Miami, Jun 30 (EFE).- Rescue teams are tirelessly removing rubble from the huge mound of debris resulting from the partial collapse of a 12-story condo building in Surfside, Florida, and – so far – the confirmed death toll stands at 16, although another 147 people are missing or unaccounted for.
Rescue and recovery efforts are in their seventh day and the task is being made difficult by rain and the threat of a tropical storm moving in the direction of the Miami metro area, where Surfside is located.
At a press conference near site of the Champlain Towers – which collapsed at 1:30 am on June 24 – Miami-Dade County Mayor Daniella Levine Cava announced the new death toll figure of 16, reducing the number of people on the missing list to 147, while 139 people who were in the condo complex – albeit in uncollapsed wings – at the time of the tragedy survived.
Levine Cava promised that authorities would do everything humanly possible to get through this crisis together.
Florida Gov. Ron DeSantis and Levine Cava on Wednesday discussed how the tropical waves moving toward the Caribbean across the Atlantic could give rise to named tropical storms and hinder rescue and recovery efforts.
DeSantis said that the Atlantic Hurricane Season has already begun and the systems brewing in the Atlantic Ocean are being taken “very seriously,” adding that the necessary measures will be taken to respond to a potential hurricane.
The Miami-based National Hurricane Center said Wednesday that a low pressure system moving toward the Antilles has an 80 percent probability of becoming a tropical depression within the next five days, a forecast that has put local and state agencies on alert.
Kevin Guthrie, the emergency management director for Florida, said that a federal team will arrive in South Florida on Wednesday to help out if a tropical storm hits the area.
Levine Cava mentioned that heavy rain has hampered work at the site of the building collapse right from the start, but rescue workers have not halted their efforts and they will continue working.
Surfside Mayor Charles Burkett said that search dogs being used in the operation are not bothered by bad weather.
Miami-Dade County fire chief Alan Cominsky said that the rescue teams are working hard and are operating at an extremely difficult and dangerous site.
The rescue teams, using heavy machinery, have begun removing the rubble from the pool area and underground parking garage.
A total of 55 units in the 136-unit condo complex were destroyed in the disaster, creating some two million pounds of debris and rubble.
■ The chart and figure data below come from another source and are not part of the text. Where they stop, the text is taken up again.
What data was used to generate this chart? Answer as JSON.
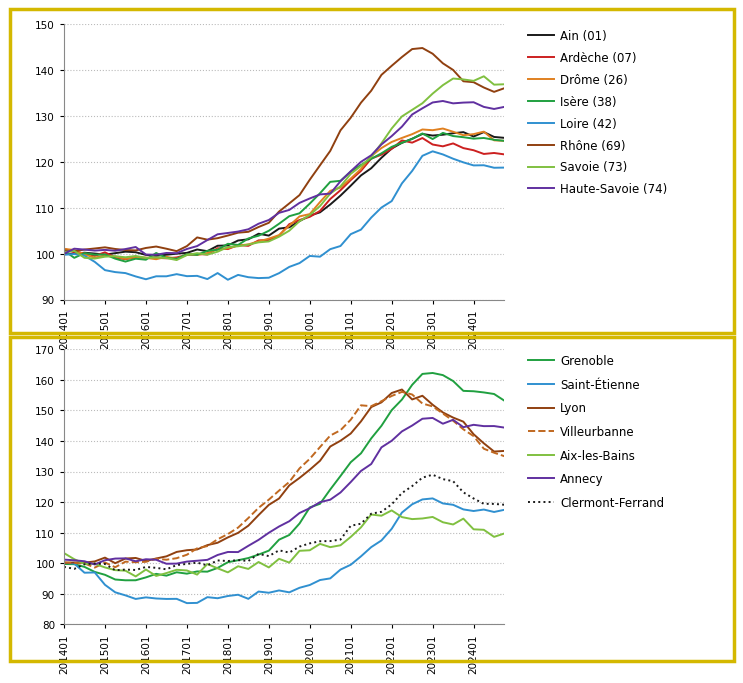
{
  "x_labels": [
    "201401",
    "201501",
    "201601",
    "201701",
    "201801",
    "201901",
    "202001",
    "202101",
    "202201",
    "202301",
    "202401"
  ],
  "n_points": 44,
  "chart1": {
    "ylim": [
      90,
      150
    ],
    "yticks": [
      90,
      100,
      110,
      120,
      130,
      140,
      150
    ]
  },
  "chart2": {
    "ylim": [
      80,
      170
    ],
    "yticks": [
      80,
      90,
      100,
      110,
      120,
      130,
      140,
      150,
      160,
      170
    ]
  },
  "series1": {
    "Ain (01)": {
      "color": "#1a1a1a",
      "lw": 1.4,
      "ls": "-",
      "y": [
        100,
        100,
        100,
        100,
        100,
        100,
        100,
        100,
        100,
        100,
        100,
        100,
        101,
        101,
        101,
        102,
        102,
        103,
        103,
        104,
        104,
        105,
        106,
        107,
        108,
        109,
        111,
        113,
        115,
        117,
        119,
        121,
        123,
        124,
        125,
        126,
        126,
        126,
        126,
        126,
        126,
        126,
        125,
        125
      ]
    },
    "Ardèche (07)": {
      "color": "#cc2020",
      "lw": 1.4,
      "ls": "-",
      "y": [
        101,
        100,
        100,
        100,
        100,
        99,
        99,
        99,
        99,
        99,
        99,
        99,
        100,
        100,
        100,
        101,
        101,
        102,
        102,
        103,
        103,
        104,
        106,
        107,
        109,
        110,
        112,
        114,
        116,
        118,
        120,
        122,
        123,
        124,
        124,
        125,
        124,
        124,
        124,
        123,
        123,
        122,
        122,
        122
      ]
    },
    "Drôme (26)": {
      "color": "#e08020",
      "lw": 1.4,
      "ls": "-",
      "y": [
        101,
        101,
        100,
        100,
        99,
        99,
        99,
        99,
        99,
        99,
        99,
        99,
        100,
        100,
        100,
        101,
        101,
        102,
        102,
        103,
        103,
        104,
        106,
        108,
        109,
        111,
        113,
        115,
        117,
        119,
        121,
        123,
        124,
        125,
        126,
        127,
        127,
        127,
        127,
        126,
        126,
        126,
        125,
        125
      ]
    },
    "Isère (38)": {
      "color": "#20a040",
      "lw": 1.4,
      "ls": "-",
      "y": [
        100,
        100,
        100,
        100,
        100,
        99,
        99,
        99,
        99,
        99,
        99,
        99,
        100,
        100,
        101,
        101,
        102,
        102,
        103,
        104,
        105,
        106,
        108,
        109,
        111,
        113,
        115,
        116,
        118,
        119,
        121,
        122,
        123,
        124,
        125,
        126,
        126,
        126,
        126,
        126,
        125,
        125,
        125,
        125
      ]
    },
    "Loire (42)": {
      "color": "#3090d0",
      "lw": 1.4,
      "ls": "-",
      "y": [
        100,
        100,
        99,
        98,
        97,
        96,
        96,
        95,
        95,
        95,
        95,
        95,
        95,
        95,
        95,
        95,
        95,
        95,
        95,
        95,
        95,
        96,
        97,
        98,
        99,
        100,
        101,
        102,
        104,
        106,
        108,
        110,
        112,
        115,
        118,
        121,
        122,
        122,
        121,
        120,
        119,
        119,
        119,
        119
      ]
    },
    "Rhône (69)": {
      "color": "#904010",
      "lw": 1.4,
      "ls": "-",
      "y": [
        101,
        101,
        101,
        101,
        101,
        101,
        101,
        101,
        101,
        101,
        101,
        101,
        102,
        103,
        103,
        104,
        104,
        105,
        105,
        106,
        107,
        109,
        111,
        113,
        116,
        119,
        123,
        127,
        130,
        133,
        136,
        139,
        141,
        143,
        145,
        145,
        144,
        142,
        140,
        138,
        137,
        136,
        136,
        136
      ]
    },
    "Savoie (73)": {
      "color": "#80c040",
      "lw": 1.4,
      "ls": "-",
      "y": [
        100,
        100,
        100,
        99,
        99,
        99,
        99,
        99,
        99,
        99,
        99,
        99,
        100,
        100,
        100,
        100,
        101,
        101,
        102,
        102,
        103,
        104,
        105,
        107,
        109,
        111,
        113,
        115,
        117,
        119,
        121,
        124,
        127,
        130,
        131,
        133,
        135,
        137,
        138,
        138,
        138,
        138,
        137,
        137
      ]
    },
    "Haute-Savoie (74)": {
      "color": "#6030a0",
      "lw": 1.4,
      "ls": "-",
      "y": [
        100,
        101,
        101,
        101,
        101,
        101,
        101,
        101,
        100,
        100,
        100,
        100,
        101,
        102,
        103,
        104,
        105,
        105,
        106,
        107,
        108,
        109,
        110,
        111,
        112,
        113,
        114,
        116,
        118,
        120,
        122,
        124,
        126,
        128,
        130,
        132,
        133,
        133,
        133,
        133,
        133,
        132,
        132,
        132
      ]
    }
  },
  "series2": {
    "Grenoble": {
      "color": "#20a040",
      "lw": 1.4,
      "ls": "-",
      "y": [
        100,
        99,
        98,
        97,
        96,
        95,
        95,
        95,
        96,
        96,
        96,
        97,
        97,
        98,
        98,
        99,
        100,
        101,
        102,
        103,
        105,
        107,
        110,
        113,
        117,
        121,
        125,
        129,
        133,
        137,
        141,
        145,
        150,
        155,
        158,
        161,
        162,
        162,
        160,
        158,
        156,
        155,
        155,
        155
      ]
    },
    "Saint-Étienne": {
      "color": "#3090d0",
      "lw": 1.4,
      "ls": "-",
      "y": [
        100,
        99,
        98,
        96,
        93,
        91,
        90,
        89,
        89,
        88,
        88,
        88,
        88,
        88,
        88,
        88,
        88,
        89,
        89,
        90,
        90,
        91,
        91,
        92,
        93,
        94,
        95,
        97,
        100,
        102,
        105,
        108,
        112,
        116,
        119,
        121,
        121,
        120,
        119,
        118,
        117,
        117,
        117,
        117
      ]
    },
    "Lyon": {
      "color": "#904010",
      "lw": 1.4,
      "ls": "-",
      "y": [
        101,
        101,
        101,
        101,
        101,
        101,
        101,
        101,
        101,
        102,
        102,
        103,
        103,
        104,
        105,
        107,
        109,
        111,
        113,
        116,
        119,
        122,
        125,
        128,
        131,
        134,
        137,
        140,
        143,
        147,
        150,
        153,
        155,
        156,
        155,
        154,
        152,
        150,
        148,
        146,
        142,
        139,
        137,
        136
      ]
    },
    "Villeurbanne": {
      "color": "#c06820",
      "lw": 1.4,
      "ls": "--",
      "y": [
        100,
        100,
        100,
        100,
        100,
        100,
        100,
        100,
        100,
        101,
        101,
        102,
        103,
        104,
        106,
        108,
        110,
        112,
        115,
        118,
        121,
        124,
        127,
        131,
        135,
        138,
        141,
        144,
        147,
        150,
        152,
        154,
        155,
        155,
        154,
        153,
        151,
        149,
        147,
        145,
        141,
        138,
        136,
        135
      ]
    },
    "Aix-les-Bains": {
      "color": "#80c040",
      "lw": 1.4,
      "ls": "-",
      "y": [
        102,
        101,
        101,
        100,
        99,
        98,
        97,
        97,
        97,
        97,
        97,
        97,
        97,
        97,
        98,
        98,
        98,
        99,
        99,
        100,
        100,
        101,
        102,
        103,
        104,
        105,
        106,
        108,
        110,
        112,
        114,
        115,
        116,
        116,
        115,
        115,
        114,
        114,
        113,
        113,
        112,
        111,
        110,
        110
      ]
    },
    "Annecy": {
      "color": "#6030a0",
      "lw": 1.4,
      "ls": "-",
      "y": [
        101,
        101,
        101,
        101,
        101,
        101,
        101,
        101,
        100,
        100,
        100,
        100,
        100,
        101,
        101,
        102,
        103,
        104,
        106,
        108,
        110,
        112,
        114,
        116,
        118,
        120,
        122,
        124,
        127,
        130,
        133,
        137,
        140,
        143,
        145,
        147,
        147,
        146,
        146,
        145,
        145,
        145,
        145,
        144
      ]
    },
    "Clermont-Ferrand": {
      "color": "#1a1a1a",
      "lw": 1.4,
      "ls": ":",
      "y": [
        100,
        100,
        99,
        99,
        99,
        98,
        98,
        98,
        98,
        98,
        98,
        99,
        99,
        100,
        100,
        101,
        101,
        102,
        102,
        103,
        103,
        104,
        104,
        105,
        106,
        107,
        108,
        109,
        111,
        113,
        115,
        117,
        120,
        123,
        126,
        128,
        128,
        127,
        125,
        123,
        121,
        120,
        120,
        119
      ]
    }
  },
  "border_color": "#d4b800",
  "grid_color": "#bbbbbb",
  "tick_fontsize": 7.5,
  "legend_fontsize": 8.5
}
At the press conference, the first of two being offered by officials each day at the site, the officials also spoke about the attention being provided to the families of the victims and the missing, and the authorities thanked the 26 organizations of all kinds that have personnel at the aid center established in a nearby hotel.
They emphasized that at least 30 families have received economic and emotional support so far.
Meanwhile, an investigation into the causes of the collapse is in its early stages, although it has been known since at least 2018 that Champlain Towers – built in 1981 – had “major structural damage” that needed to be rectified. In addition, when the building collapsed it was undergoing repair work to its roof with an eye toward receiving the required safety certification by local authorities.
Also, the documents on the building found so far suggest potential negligence on the part of a Surfside official who in 2018 said that Champlain Towers was in “good shape” despite the engineering report saying the opposite.
In addition, in a letter dated in April 2021, the president of the building’s condo board, Jean Wodnicki, said that the deterioration of the structure was worsening and repairs totaling up to $15 million would be necessary.
In the letter, Wodnicki pointed to cracked concrete and rusting metal bars within the reinforced concrete at the base of the structure.
On Wednesday, national media outlets reported that a third lawsuit had been filed on Monday against the condo association by Raysa Rodriguez, a resident living on the ninth floor of the building, as well as by other residents.